GitHub and Source Code Protection and Control

Question

Hey Guys!

I am working in a small startup organization with approximately 12 - 15 developers. We recently had an issue with one of our servers where by the entire server was "Re provisioned" i.e. completely wiped of all the code, databases, and information on it. Our hosting company informed us that only someone with access to the server account could have done something like this - and we believe that it may have been a disgruntled employee (we have recently had to downsize). We had local backups of some of the data but are still trying to recover from the data loss.

My question is this - we have recently began using GitHub to manage source control on some of our other projects - and have more then a few private repositories - is there any way to ensure that there is some sort of protection of our source code? What i mean by this is that I am aware that you can delete an entire Project on GitHub, or even a series of code updates. I would like to avoid this from happening.

What i would like to do is create (perhaps in a separate repository) a complete replica of the project on Git - and ensure that only a single individual has access to this replicated project. That way if the original project is corrupted or destroyed for any reason we can restore where we were (with history intact) from the backup repository.

Is this possible? What is the best way to do this? Github has recently introduced "Company" accounts... is that the way to go?

Any help on this situation would be greatly appreciated.

Cheers!

Answer 1

Git is a distributed system. So your local copy is the same as your remote copy on Git hub! You should be OK to push it back up there.

Answer 2

First, you should really consult github support -- only they can tell you how they do the backup, what options for permission control they have (esp. now that they introduced "organizations") etc. Also you have agreement with them -- do read it.
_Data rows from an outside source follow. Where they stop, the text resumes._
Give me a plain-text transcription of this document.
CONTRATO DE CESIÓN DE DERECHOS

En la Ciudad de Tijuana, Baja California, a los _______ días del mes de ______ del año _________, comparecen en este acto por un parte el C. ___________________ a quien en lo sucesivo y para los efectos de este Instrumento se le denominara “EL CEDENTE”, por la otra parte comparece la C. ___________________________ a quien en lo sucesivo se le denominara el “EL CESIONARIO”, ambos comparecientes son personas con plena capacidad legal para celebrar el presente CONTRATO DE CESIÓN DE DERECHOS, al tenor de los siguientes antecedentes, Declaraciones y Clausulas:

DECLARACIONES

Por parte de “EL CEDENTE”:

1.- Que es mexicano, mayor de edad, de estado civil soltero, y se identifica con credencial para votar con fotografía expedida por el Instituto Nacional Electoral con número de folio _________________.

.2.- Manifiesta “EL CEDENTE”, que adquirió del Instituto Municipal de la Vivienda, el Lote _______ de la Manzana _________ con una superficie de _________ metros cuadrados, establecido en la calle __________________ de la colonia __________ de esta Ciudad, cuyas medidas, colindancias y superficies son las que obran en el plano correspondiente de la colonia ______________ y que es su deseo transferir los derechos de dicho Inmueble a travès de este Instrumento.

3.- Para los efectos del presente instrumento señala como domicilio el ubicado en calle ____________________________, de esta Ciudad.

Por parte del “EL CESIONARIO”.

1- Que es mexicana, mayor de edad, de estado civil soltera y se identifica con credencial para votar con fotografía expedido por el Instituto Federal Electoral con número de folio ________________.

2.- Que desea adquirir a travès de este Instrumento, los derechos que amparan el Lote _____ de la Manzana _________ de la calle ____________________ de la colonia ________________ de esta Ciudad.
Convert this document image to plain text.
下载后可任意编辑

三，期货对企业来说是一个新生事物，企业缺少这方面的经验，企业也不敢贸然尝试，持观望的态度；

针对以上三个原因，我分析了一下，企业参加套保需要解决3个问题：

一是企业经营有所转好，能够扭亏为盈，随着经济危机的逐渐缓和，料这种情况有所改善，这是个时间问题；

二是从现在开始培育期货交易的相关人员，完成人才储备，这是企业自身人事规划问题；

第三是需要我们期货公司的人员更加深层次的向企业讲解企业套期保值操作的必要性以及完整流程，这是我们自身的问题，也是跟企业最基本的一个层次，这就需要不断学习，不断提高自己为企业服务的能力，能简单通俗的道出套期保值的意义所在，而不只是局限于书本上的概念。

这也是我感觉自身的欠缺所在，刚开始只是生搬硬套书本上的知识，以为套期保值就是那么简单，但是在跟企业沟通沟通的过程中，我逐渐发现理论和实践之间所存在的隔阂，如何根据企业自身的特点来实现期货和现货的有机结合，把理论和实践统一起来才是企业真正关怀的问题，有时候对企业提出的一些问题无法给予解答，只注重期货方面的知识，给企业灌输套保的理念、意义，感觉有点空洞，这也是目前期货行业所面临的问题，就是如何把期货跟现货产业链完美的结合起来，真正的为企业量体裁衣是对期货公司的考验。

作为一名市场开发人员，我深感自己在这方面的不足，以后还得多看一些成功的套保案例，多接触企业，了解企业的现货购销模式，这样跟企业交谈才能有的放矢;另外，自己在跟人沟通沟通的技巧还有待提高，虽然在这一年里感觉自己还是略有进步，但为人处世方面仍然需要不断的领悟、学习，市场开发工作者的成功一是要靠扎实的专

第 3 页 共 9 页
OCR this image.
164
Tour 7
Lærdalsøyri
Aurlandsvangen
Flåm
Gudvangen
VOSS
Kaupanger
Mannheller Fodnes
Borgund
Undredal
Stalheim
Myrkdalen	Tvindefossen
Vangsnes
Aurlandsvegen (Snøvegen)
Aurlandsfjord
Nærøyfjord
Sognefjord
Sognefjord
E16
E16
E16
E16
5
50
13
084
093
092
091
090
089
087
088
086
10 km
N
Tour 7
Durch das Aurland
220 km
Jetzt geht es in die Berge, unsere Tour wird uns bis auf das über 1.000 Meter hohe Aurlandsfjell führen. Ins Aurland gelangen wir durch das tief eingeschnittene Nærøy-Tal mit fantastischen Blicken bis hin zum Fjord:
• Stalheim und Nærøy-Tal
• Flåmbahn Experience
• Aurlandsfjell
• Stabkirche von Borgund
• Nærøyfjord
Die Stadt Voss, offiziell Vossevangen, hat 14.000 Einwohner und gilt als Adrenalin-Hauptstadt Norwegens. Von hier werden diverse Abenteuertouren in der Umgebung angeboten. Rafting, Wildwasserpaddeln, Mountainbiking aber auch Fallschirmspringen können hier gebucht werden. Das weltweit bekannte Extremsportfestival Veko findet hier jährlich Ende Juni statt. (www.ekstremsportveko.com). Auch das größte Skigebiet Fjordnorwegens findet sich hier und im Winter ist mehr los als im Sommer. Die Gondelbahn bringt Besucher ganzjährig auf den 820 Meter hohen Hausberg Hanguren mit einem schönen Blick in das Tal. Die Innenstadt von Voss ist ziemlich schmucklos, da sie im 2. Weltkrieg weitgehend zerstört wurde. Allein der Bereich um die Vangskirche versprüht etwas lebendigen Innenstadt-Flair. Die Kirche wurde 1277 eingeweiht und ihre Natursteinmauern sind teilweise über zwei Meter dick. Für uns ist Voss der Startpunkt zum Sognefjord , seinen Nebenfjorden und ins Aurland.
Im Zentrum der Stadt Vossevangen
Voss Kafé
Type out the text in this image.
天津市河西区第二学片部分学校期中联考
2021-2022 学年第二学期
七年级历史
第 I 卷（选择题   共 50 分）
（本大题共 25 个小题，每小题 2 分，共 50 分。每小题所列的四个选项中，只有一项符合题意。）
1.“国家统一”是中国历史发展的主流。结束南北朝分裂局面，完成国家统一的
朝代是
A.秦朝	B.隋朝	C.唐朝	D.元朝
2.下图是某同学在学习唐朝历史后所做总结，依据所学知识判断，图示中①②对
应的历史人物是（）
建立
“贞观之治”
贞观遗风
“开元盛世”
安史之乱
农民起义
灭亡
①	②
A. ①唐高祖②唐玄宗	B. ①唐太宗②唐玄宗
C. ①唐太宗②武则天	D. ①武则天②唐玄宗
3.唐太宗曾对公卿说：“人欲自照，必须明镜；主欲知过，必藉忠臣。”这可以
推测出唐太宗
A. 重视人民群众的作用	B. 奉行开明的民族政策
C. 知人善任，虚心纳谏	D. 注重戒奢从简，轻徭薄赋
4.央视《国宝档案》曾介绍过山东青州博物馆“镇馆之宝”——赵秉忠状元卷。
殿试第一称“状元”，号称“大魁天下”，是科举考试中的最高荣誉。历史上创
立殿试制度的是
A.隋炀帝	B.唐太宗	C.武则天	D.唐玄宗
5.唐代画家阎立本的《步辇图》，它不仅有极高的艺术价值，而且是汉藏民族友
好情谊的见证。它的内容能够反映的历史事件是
Second, it's still very easy to do git fetch by cron, say, once an hour (on your local machine or on your server) -- and you're pretty safe.

Answer 3

Well, if a disgruntled employee leaves, you can easily remove them from all your repositories, especially if you are using the Organizations - you just remove them from a team. In the event that someone deletes a repository maliciously that still had access for some reason, we have daily backups of all of the repositories that we will reconstitute if you ask. So you would never lose more than one day of code work at worst. Likely someone on the team will have an update with that code anyhow. If you need more protection than that, then yes, you can setup a cron'd fetch or something that will do mirrors of your code more often.